Highly available database clusters: Repair with large segments
MetadataShow full item record
The goal for this master thesis is finding trends and behaviors in a highly available database cluster using InfiniBand and RDMA. This will be used to optimize configuration of the segment size in such systems. To find these trends and behaviors, a mockup model has been developed. The model consists of a simple DBMS that uses only the main memory for storing data and a checkpoint method to repair nodes after a node failure. During a repair, the model simulates use of InfiniBand and RDMA during checkpointing. To simulate clients connecting to and using the database, the model includes write operations on the database and measures how many write operations it can process per second. During a repair in a database cluster, one node will flush all of its data to a new node. This is done in small batches, just like in a checkpoint.
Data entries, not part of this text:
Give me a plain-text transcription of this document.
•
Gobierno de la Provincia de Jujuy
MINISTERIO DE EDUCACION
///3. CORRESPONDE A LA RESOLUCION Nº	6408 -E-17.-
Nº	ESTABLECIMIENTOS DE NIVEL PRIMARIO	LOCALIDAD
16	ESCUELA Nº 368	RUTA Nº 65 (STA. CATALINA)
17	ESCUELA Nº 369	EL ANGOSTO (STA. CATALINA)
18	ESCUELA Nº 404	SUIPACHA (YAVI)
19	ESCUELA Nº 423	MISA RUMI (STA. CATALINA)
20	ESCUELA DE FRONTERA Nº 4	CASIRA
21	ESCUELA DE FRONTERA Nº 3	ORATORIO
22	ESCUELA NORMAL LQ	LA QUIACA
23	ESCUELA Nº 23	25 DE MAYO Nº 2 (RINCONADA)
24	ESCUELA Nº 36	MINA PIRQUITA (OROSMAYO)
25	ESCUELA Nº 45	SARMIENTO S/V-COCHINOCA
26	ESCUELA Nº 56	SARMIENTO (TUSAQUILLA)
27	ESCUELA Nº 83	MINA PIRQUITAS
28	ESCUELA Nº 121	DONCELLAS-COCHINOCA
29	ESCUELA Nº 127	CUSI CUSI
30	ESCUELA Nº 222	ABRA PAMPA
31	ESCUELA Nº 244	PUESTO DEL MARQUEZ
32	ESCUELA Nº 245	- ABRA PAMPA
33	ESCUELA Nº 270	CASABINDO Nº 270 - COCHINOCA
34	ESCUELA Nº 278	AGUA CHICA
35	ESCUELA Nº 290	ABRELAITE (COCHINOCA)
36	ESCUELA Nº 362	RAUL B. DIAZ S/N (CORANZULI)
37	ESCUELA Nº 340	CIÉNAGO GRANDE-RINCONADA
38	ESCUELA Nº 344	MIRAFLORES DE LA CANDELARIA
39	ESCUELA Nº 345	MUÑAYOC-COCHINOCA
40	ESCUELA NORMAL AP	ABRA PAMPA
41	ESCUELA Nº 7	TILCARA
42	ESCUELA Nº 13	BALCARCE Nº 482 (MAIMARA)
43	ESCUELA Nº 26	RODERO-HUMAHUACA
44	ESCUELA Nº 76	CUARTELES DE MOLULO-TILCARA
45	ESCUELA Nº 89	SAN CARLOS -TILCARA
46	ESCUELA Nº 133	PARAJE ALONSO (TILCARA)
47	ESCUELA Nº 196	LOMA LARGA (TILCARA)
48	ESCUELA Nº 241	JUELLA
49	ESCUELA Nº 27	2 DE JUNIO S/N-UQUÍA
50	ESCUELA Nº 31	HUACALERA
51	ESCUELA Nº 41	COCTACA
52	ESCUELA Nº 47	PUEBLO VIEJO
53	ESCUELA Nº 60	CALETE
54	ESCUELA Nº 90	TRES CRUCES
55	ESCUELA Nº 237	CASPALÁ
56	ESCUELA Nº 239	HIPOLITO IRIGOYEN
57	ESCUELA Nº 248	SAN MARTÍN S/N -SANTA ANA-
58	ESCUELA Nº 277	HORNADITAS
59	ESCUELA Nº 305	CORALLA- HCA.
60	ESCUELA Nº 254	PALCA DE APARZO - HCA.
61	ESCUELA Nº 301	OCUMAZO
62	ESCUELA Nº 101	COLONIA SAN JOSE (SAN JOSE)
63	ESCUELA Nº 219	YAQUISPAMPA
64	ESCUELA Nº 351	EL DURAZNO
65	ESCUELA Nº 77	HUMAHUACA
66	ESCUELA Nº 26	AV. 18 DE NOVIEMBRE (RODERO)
In this model, it is simulated by a checkpoint module continuously simulating flushing data from one node to another. When the checkpoint is flushing a small part of the database fragment, the model uses Copy on Write to prevent lockout for the transactions. When a node fails the system is repaired by a second node which takes over as fast as possible. The second node must process transactions while transferring all of its data to a spare node. To achieve fast repair time, the system should transfer as big segments as possible. The problem with big segments is that it takes a long time to perform Copy on Write on them. With the mockup model, the repair time is measured, how many write operations are being performed per second and CPU usage depending on the segment size and number of clients using the database. This will give a good indication of what segment size is preferable. The results from the thesis show that there are huge advantages by using state-of-the-art technology such as InfiniBand and RDMA for repair in highly available database clusters. This technology and optimal configuration improves the availability and this thesis gives an indication that the segment size should not be more than 1 % of the database size. With use of InfiniBand and RDMA using this configuration and physical repair, the availability reaches class 9.